La sagesse d’Erasme : indispensable pour arrêter la guerre en Ukraine

jeudi 23 mars 2023, par Karel Vereycken

Le professeur Luc Reychler.

Le 6 mars 2023, Luc Reychler, professeur émérite et respecté de relations internationales à l’Université catholique de Louvain (UCL), en Belgique, qui se qualifie lui-même de « pionnier de l’architecture durable de construction de la paix », a publié un article intitulé « Symphonie d’une guerre annoncée », dans le quotidien flamand progressiste DeWereldMorgen, réduisant à néant le récit de guerre et la propagande de l’OTAN.

Pour les personnes intéressées, le professeur Reychler a rédigé un texte court et fort intéressant intitulé « Principes d’une architecture de paix durable » (en anglais) en 10 points, soulignant l’importance de la beauté et de l’empathie.

« Après 50 ans de recherche sur les guerres et la paix, je suis consterné par la guerre et la contre-guerre en Ukraine, en particulier par le fait qu’elle n’ait pas été évitée. Les humanitaires et les faucons plaident pour plus d’armes et plus de guerre. La violence peut se poursuivre pendant longtemps, s’intensifier et même conduire à une guerre régionale, à une troisième guerre mondiale ou à une guerre nucléaire », écrit-il.

Si la stratégie actuelle n’est pas remise en question en temps voulu et de manière approfondie, nous aurons une opération perdante, non seulement pour les Ukrainiens et les combattants des deux camps du champ de bataille (principalement de jeunes hommes et pour la plupart, sans aucune expérience militaire), mais aussi pour le reste de l’Europe.

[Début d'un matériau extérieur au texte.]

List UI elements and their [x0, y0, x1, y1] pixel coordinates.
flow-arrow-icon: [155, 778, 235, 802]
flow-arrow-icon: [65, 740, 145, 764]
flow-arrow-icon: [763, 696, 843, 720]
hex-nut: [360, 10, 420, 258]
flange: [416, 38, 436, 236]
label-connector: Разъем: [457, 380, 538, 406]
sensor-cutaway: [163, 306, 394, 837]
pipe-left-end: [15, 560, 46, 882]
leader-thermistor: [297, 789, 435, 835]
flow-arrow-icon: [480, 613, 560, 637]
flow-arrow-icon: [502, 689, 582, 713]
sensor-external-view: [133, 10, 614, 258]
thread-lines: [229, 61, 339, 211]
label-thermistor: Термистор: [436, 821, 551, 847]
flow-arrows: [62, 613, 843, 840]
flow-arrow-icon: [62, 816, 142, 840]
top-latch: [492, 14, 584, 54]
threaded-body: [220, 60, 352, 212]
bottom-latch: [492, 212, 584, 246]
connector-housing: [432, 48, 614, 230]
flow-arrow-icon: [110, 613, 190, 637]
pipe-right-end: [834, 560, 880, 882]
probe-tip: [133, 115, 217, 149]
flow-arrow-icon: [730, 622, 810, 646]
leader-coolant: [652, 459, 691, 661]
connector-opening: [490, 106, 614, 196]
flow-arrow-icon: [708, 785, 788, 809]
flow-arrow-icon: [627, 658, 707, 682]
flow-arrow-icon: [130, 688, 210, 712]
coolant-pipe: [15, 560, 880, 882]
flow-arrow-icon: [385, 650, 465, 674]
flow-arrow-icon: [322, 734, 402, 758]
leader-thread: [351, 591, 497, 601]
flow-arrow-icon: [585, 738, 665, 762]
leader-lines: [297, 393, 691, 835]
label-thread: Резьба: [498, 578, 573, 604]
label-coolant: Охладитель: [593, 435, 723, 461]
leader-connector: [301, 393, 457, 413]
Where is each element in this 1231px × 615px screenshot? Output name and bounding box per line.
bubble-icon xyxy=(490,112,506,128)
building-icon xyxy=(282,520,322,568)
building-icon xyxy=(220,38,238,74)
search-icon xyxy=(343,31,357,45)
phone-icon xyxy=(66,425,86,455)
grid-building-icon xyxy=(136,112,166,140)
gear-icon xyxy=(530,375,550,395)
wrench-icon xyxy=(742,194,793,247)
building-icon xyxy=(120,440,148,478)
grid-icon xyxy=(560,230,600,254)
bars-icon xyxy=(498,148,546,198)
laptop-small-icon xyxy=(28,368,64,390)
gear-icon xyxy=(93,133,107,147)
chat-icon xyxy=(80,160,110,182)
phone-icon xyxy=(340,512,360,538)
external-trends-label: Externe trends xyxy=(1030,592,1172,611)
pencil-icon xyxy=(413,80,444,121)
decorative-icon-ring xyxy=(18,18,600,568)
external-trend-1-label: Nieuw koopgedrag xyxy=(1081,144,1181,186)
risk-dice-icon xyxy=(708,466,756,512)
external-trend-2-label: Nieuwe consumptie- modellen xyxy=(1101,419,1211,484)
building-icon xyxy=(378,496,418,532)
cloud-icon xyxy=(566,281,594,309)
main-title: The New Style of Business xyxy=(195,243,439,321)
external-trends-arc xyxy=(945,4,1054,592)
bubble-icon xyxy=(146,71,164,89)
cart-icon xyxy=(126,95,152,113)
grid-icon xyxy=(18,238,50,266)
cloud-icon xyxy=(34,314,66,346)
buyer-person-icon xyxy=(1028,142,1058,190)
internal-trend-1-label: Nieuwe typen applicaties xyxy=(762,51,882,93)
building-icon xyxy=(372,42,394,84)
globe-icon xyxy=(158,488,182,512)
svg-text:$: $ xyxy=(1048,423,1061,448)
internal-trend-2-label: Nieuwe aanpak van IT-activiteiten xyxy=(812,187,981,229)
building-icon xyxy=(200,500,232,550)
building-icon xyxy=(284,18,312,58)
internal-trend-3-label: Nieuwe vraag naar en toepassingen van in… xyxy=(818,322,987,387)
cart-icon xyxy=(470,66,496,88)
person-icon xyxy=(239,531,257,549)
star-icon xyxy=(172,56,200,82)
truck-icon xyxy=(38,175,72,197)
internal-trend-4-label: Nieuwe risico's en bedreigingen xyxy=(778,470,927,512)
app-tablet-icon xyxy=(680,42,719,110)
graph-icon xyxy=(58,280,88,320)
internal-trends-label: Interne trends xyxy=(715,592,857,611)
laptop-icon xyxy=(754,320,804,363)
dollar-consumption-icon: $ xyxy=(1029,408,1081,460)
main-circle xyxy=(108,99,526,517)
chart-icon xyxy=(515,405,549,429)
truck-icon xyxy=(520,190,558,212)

Après un examen détaillé des erreurs occidentales ayant conduit au désastre actuel, Reychler souligne que dans le cas de l’Ukraine,

il n’y avait pas de graves problèmes de sécurité tant que le pays était ‘neutre’ et que l’OTAN restait à l’écart. Remplacer la neutralité par l’adhésion à l’OTAN, ou remplacer le ‘partenariat pour la paix’ par un ‘partenariat pour la guerre’ n’est pas une preuve de réalisme stratégique. Ne pas prendre au sérieux la vulnérabilité historique d’un pays (la Russie) avec onze fuseaux horaires et l’insécurité résultant de l’expansion subreptice de l’OTAN, ne témoigne pas d’une empathie stratégique ou, pour reprendre les termes de Clausewitz, de génie stratégique. (...) Le désir d’adhérer à l’UE aurait été moins problématique si le rapprochement avec la Communauté européenne avait été découplé de l’adhésion à l’OTAN (...).

Avec une pointe d’ironie, il estime que

la phrase de Jens Stoltenberg, secrétaire général de l’OTAN, ‘les armes sont le chemin de la paix’, ferait un titre approprié pour un tableau surréaliste de Magritte.

Erasme, Complainte de la paix.

Reychler ne cache pas qu’il s’inspire du grand humaniste Erasme de Rotterdam (1469-1536) lorsqu’il note :

Les politiciens ou les journalistes étrangers peuvent, à distance convenable, avec un savoureux cappuccino ou un verre à la main, plaider pour plus d’armes et rêver de victoire. Érasme nous a mis en garde contre le dulce bellum inexpertis. La guerre est douce pour ceux qui n’y participent pas ou qui n’en connaissent pas grand-chose. Les soldats ukrainiens se battent et meurent. Les souffrances et les destructions ont lieu à l’intérieur des frontières, en particulier dans la partie orientale du pays.

Sa conclusion est encore plus érasmienne :

Il y a 500 ans, Érasme s’attaquait sans sourciller à l’establishment de son temps, qu’il s’agisse des princes ou des papes. Il critiquait et se moquait des prétextes invoqués pour justifier les guerres et les contre-guerres. Il les considérait comme des pratiques barbares et stupides ne méritant pas d’avoir leur place dans un monde de personnes douées de raison, et encore moins dans un monde qui prétend à des valeurs plus élevées. Il constate que la guerre engendre d’autres guerres et que la doctrine de la ‘guerre juste’ a perdu toute crédibilité. Ses écrits ‘Douce est la guerre’ (1515, Adage), Complainte de la paix (1517) et De l’éducation des enfants (1529) sont des plaidoyers en faveur de l’argument suivant : ‘Si tu veux la paix, prépare la paix’.

Préoccupé par le changement climatique, Reychler termine en affirmant que « les climats humain et naturel étant étroitement liés, il est urgent de mettre fin à cette guerre et de créer les conditions d’une paix et d’une sécurité durables en Europe ».